Cito alguns artistas: no Brasil, temos, por exemplo, Rosana Paulino, que, por meio da experiência estética de suas instalações, gravuras, desenhos, esculturas e colagens, questiona o papel há muito tempo oprimido da mulher afro-brasileira.
Entre os(as) artistas indígenas, temos, por exemplo, Jaider Esbell, artista visual, escritor e produtor cultural da etnia Makuxi, originário da Terra Indígena Raposa – Serra do Sol, em Roraima.
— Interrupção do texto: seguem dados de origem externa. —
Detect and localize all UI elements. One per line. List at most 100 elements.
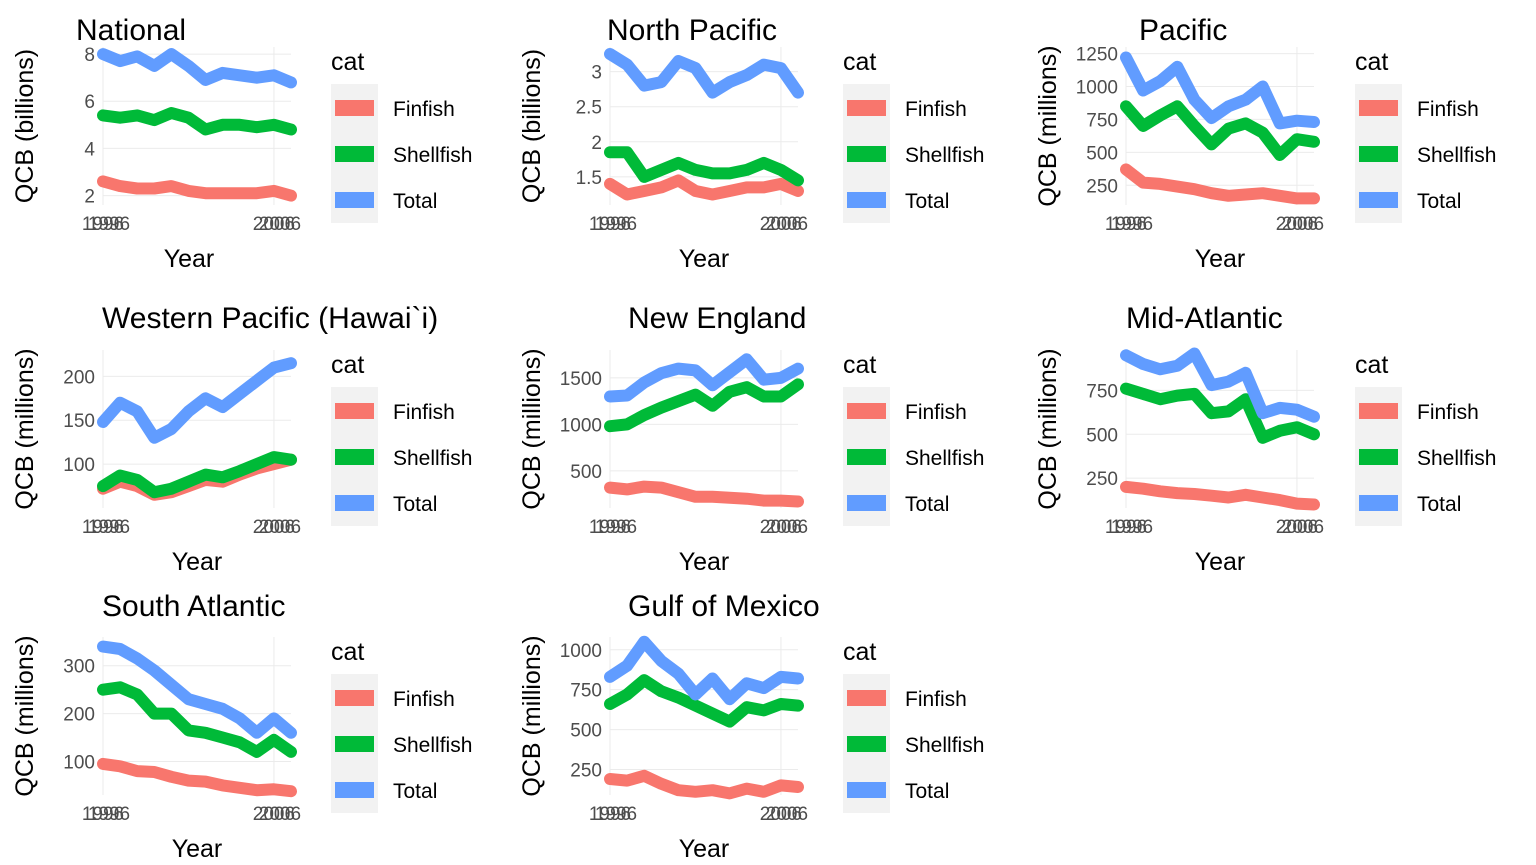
legend-label-finfish: Finfish (1417, 98, 1479, 121)
legend-label-total: Total (905, 493, 949, 516)
series-line-finfish (604, 480, 804, 508)
x-tick-label: 1996 (589, 517, 631, 538)
x-tick-label: 2006 (259, 804, 301, 825)
x-tick-label: 2006 (1282, 214, 1324, 235)
legend-label-finfish: Finfish (393, 688, 455, 711)
x-tick-label: 1996 (589, 214, 631, 235)
legend-key-total (335, 782, 374, 798)
legend-key-shellfish (335, 449, 374, 465)
legend-label-shellfish: Shellfish (393, 734, 472, 757)
series-line-shellfish (97, 107, 297, 136)
legend-title: cat (1355, 351, 1388, 379)
x-tick-label: 1996 (1111, 517, 1153, 538)
legend-label-finfish: Finfish (393, 401, 455, 424)
y-tick-label: 250 (1086, 469, 1118, 490)
series-line-finfish (604, 769, 804, 800)
series-line-finfish (97, 757, 297, 798)
legend-key-shellfish (335, 736, 374, 752)
x-tick-label: 1996 (88, 517, 130, 538)
x-tick-label: 1996 (1111, 214, 1153, 235)
series-line-shellfish (604, 146, 804, 187)
legend-key-shellfish (847, 449, 886, 465)
y-tick-label: 1500 (560, 369, 602, 390)
series-line-total (97, 640, 297, 739)
series-line-total (604, 635, 804, 706)
legend-label-finfish: Finfish (905, 401, 967, 424)
y-tick-label: 300 (63, 657, 95, 678)
legend-label-total: Total (393, 780, 437, 803)
y-tick-label: 200 (63, 367, 95, 388)
legend: cat Finfish Shellfish Total (331, 48, 472, 223)
legend-key-shellfish (335, 146, 374, 162)
legend-label-total: Total (1417, 493, 1461, 516)
x-tick-label: 2006 (253, 517, 295, 538)
x-tick-label: 2006 (760, 804, 802, 825)
y-tick-label: 750 (1086, 381, 1118, 402)
series-line-total (604, 48, 804, 99)
legend-title: cat (843, 638, 876, 666)
legend-key-finfish (335, 100, 374, 116)
panel-title: Western Pacific (Hawai`i) (102, 302, 438, 335)
y-axis-label: QCB (millions) (11, 635, 39, 796)
series-line-finfish (1120, 163, 1320, 205)
x-tick-label: 1996 (82, 804, 124, 825)
y-tick-label: 1.5 (576, 168, 602, 189)
legend-label-shellfish: Shellfish (393, 447, 472, 470)
legend-key-finfish (335, 403, 374, 419)
legend-label-shellfish: Shellfish (905, 447, 984, 470)
legend-key-finfish (1359, 100, 1398, 116)
legend-key-total (847, 495, 886, 511)
y-tick-label: 1000 (560, 641, 602, 662)
x-tick-label: 2006 (1282, 517, 1324, 538)
legend-label-shellfish: Shellfish (905, 144, 984, 167)
x-tick-label: 1996 (88, 214, 130, 235)
series-line-shellfish (1120, 100, 1320, 161)
x-axis-label: Year (1195, 245, 1246, 273)
x-axis-label: Year (679, 245, 730, 273)
panel-title: North Pacific (607, 14, 777, 47)
legend-key-total (847, 782, 886, 798)
series-line-total (97, 357, 297, 444)
legend: cat Finfish Shellfish Total (331, 638, 472, 813)
x-tick-label: 2006 (766, 214, 808, 235)
series-line-shellfish (604, 378, 804, 433)
series-line-finfish (1120, 480, 1320, 511)
x-tick-label: 2006 (259, 214, 301, 235)
series-line-shellfish (1120, 382, 1320, 444)
legend-key-finfish (847, 403, 886, 419)
legend-label-shellfish: Shellfish (393, 144, 472, 167)
x-tick-label: 1996 (82, 214, 124, 235)
legend-key-shellfish (1359, 449, 1398, 465)
y-tick-label: 1000 (560, 415, 602, 436)
legend-title: cat (331, 351, 364, 379)
legend-title: cat (843, 48, 876, 76)
y-tick-label: 100 (63, 752, 95, 773)
series-line-shellfish (97, 451, 297, 499)
x-tick-label: 1996 (595, 214, 637, 235)
x-tick-label: 2006 (259, 517, 301, 538)
y-tick-label: 250 (570, 760, 602, 781)
legend-key-shellfish (847, 736, 886, 752)
series-line-total (1120, 347, 1320, 423)
x-tick-label: 2006 (1276, 214, 1318, 235)
y-tick-label: 750 (570, 681, 602, 702)
panel-title: South Atlantic (102, 590, 285, 623)
y-axis-label: QCB (millions) (518, 348, 546, 509)
x-tick-label: 1996 (1105, 214, 1147, 235)
legend-title: cat (331, 638, 364, 666)
y-tick-label: 500 (1086, 425, 1118, 446)
y-tick-label: 2 (591, 133, 602, 154)
x-axis-label: Year (164, 245, 215, 273)
x-tick-label: 1996 (589, 804, 631, 825)
x-tick-label: 2006 (253, 214, 295, 235)
legend: cat Finfish Shellfish Total (843, 638, 984, 813)
y-axis-label: QCB (millions) (11, 348, 39, 509)
legend-label-finfish: Finfish (905, 688, 967, 711)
Seu trabalho enleva a arte ameríndia contemporânea, revelando sua cultura e denunciando os ataques contra seu povo e o meio ambiente.
No exterior, temos Nnenna Okore, negra, australiana criada na Nigéria, cuja carreira como artista, pesquisadora e professora concentrou-se na exploração de processos artísticos que estão ligados ao aprendizado, experiências artísticas, consciência ambiental e práticas sustentáveis.
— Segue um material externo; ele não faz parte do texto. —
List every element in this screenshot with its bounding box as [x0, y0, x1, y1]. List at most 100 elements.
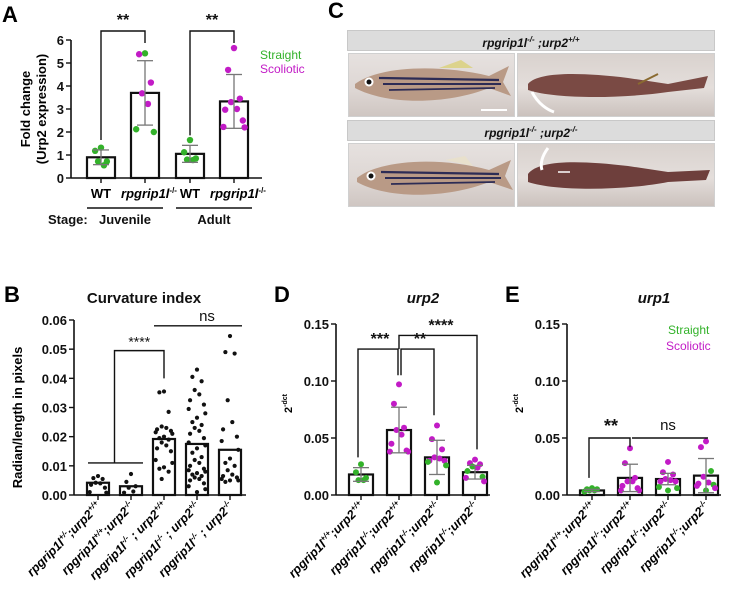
- significance-label: ****: [429, 317, 455, 334]
- data-point: [431, 454, 438, 461]
- data-point: [187, 478, 193, 483]
- fish-lateral-icon: [357, 156, 513, 195]
- y-tick-label: 0.00: [42, 488, 67, 503]
- data-point: [194, 471, 200, 476]
- data-point: [239, 117, 247, 124]
- data-point: [472, 456, 478, 463]
- fish-dorsal-icon: [528, 73, 708, 114]
- data-point: [199, 379, 204, 384]
- y-axis-label-base: 2: [283, 407, 295, 413]
- data-point: [154, 446, 160, 451]
- y-axis-label: Fold change: [18, 71, 33, 148]
- data-point: [223, 479, 228, 484]
- data-point: [186, 136, 194, 144]
- data-point: [627, 445, 633, 452]
- data-point: [232, 351, 237, 356]
- chart-title: urp1: [638, 290, 671, 307]
- data-point: [667, 477, 674, 484]
- data-point: [396, 381, 402, 388]
- data-point: [674, 485, 681, 492]
- data-point: [393, 427, 400, 434]
- chart-d: 0.000.050.100.15urp22-dctrpgrip1l+/+;urp…: [282, 290, 490, 581]
- legend-scoliotic-a: Scoliotic: [260, 62, 305, 76]
- y-tick-label: 0.05: [304, 431, 329, 446]
- data-point: [434, 422, 440, 429]
- y-tick-label: 0.02: [42, 430, 67, 445]
- data-point: [100, 476, 105, 482]
- genotype-gene2-2: ;urp2: [536, 126, 570, 140]
- fish-photo-lateral-2: [348, 143, 515, 207]
- data-point: [241, 124, 248, 131]
- y-tick-label: 0.00: [535, 488, 560, 503]
- data-point: [186, 468, 191, 473]
- x-tick-label-sup2: -/-: [121, 498, 133, 510]
- y-tick-label: 1: [57, 148, 64, 163]
- genotype-gene-1: rpgrip1l: [482, 36, 528, 50]
- significance-bracket: [100, 30, 146, 140]
- legend-straight-e: Straight: [668, 323, 710, 337]
- data-point: [227, 333, 233, 339]
- data-point: [624, 478, 631, 485]
- genotype-gene2-sup-2: -/-: [570, 125, 578, 134]
- data-point: [199, 473, 204, 479]
- data-point: [703, 438, 709, 445]
- y-axis-label-base: 2: [514, 407, 526, 413]
- data-point: [617, 487, 624, 494]
- data-point: [93, 480, 98, 485]
- chart-title: Curvature index: [87, 290, 202, 307]
- data-point: [187, 463, 193, 468]
- data-point: [441, 457, 448, 464]
- x-tick-label-base: rpgrip1l: [121, 186, 170, 201]
- data-point: [192, 457, 197, 463]
- data-point: [161, 434, 167, 439]
- genotype-header-1: rpgrip1l-/- ;urp2+/+: [347, 30, 715, 51]
- data-point: [192, 475, 197, 480]
- y-tick-label: 0.01: [42, 459, 67, 474]
- data-point: [98, 481, 103, 486]
- data-point: [153, 430, 158, 435]
- data-point: [159, 424, 164, 429]
- significance-bracket: [189, 30, 235, 136]
- data-point: [192, 387, 197, 393]
- x-tick-label-base: WT: [180, 186, 200, 201]
- y-tick-label: 0.15: [535, 317, 560, 332]
- data-point: [230, 419, 235, 425]
- data-point: [352, 469, 359, 476]
- data-point: [168, 449, 174, 454]
- y-tick-label: 0.03: [42, 401, 67, 416]
- x-tick-label-gene1: rpgrip1l: [366, 533, 409, 576]
- chart-b: 0.00 0.01 0.02 0.03 0.04 0.05 0.06 Curvature in…: [10, 290, 246, 583]
- data-point: [672, 478, 679, 485]
- x-tick-label-gene1: rpgrip1l: [327, 534, 370, 577]
- genotype-gene2-sup-1: +/+: [568, 35, 580, 44]
- data-point: [203, 443, 208, 448]
- panel-label-a: A: [2, 2, 18, 27]
- data-point: [621, 460, 628, 467]
- data-point: [700, 473, 707, 480]
- data-point: [144, 100, 152, 108]
- data-point: [619, 482, 626, 489]
- data-point: [166, 437, 171, 442]
- data-point: [708, 468, 715, 475]
- legend-straight-a: Straight: [260, 48, 302, 62]
- data-point: [219, 476, 224, 482]
- significance-label: ns: [199, 308, 215, 325]
- data-point: [201, 481, 207, 486]
- data-point: [187, 431, 193, 436]
- data-point: [221, 106, 229, 113]
- data-point: [655, 484, 662, 491]
- panel-label-b: B: [4, 282, 20, 307]
- data-point: [128, 471, 134, 477]
- data-point: [190, 374, 195, 379]
- x-tick-label-gene1: rpgrip1l: [597, 533, 640, 576]
- x-tick-label: rpgrip1l-/-;urp2-/-: [636, 498, 713, 575]
- data-point: [91, 147, 99, 155]
- data-point: [150, 128, 158, 136]
- data-point: [390, 400, 397, 407]
- data-point: [233, 105, 241, 113]
- genotype-gene2-1: ;urp2: [534, 36, 568, 50]
- data-point: [230, 472, 235, 477]
- data-point: [194, 446, 200, 451]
A pintora cubana Harmonia Rosales, que, apropriando-se de obras de arte clássicas, levanta questionamentos decoloniais e, por meio de pinturas e colagens, reelabora versões dessas obras históricas colocando mulheres negras no centro de suas visualidades.
Sem me esquecer de Arthur Timóteo da Costa, um dos precursores do modernismo no Brasil, Lois Mailou Jones (EUA), Maxwell Alexandre, artista plástico nascido na Rocinha (RJ) que participou da Mostra Histórias Afro-Atlânticas, no Museu de Arte de São Paulo (2018), a paulistana Renata Felinto, Maria Auxiliadora da Silva, artista autodidata que participou da Bienal de 2018, entre tantos outros nomes. Isso se nos restringirmos às artes visuais. Mas não podemos esquecer que corpos negros artísticos também estão na dança, música e teatro, mas ainda são, assim como em todas as esferas sociais, discriminados e subjugados em razão da pintura natural de sua pele.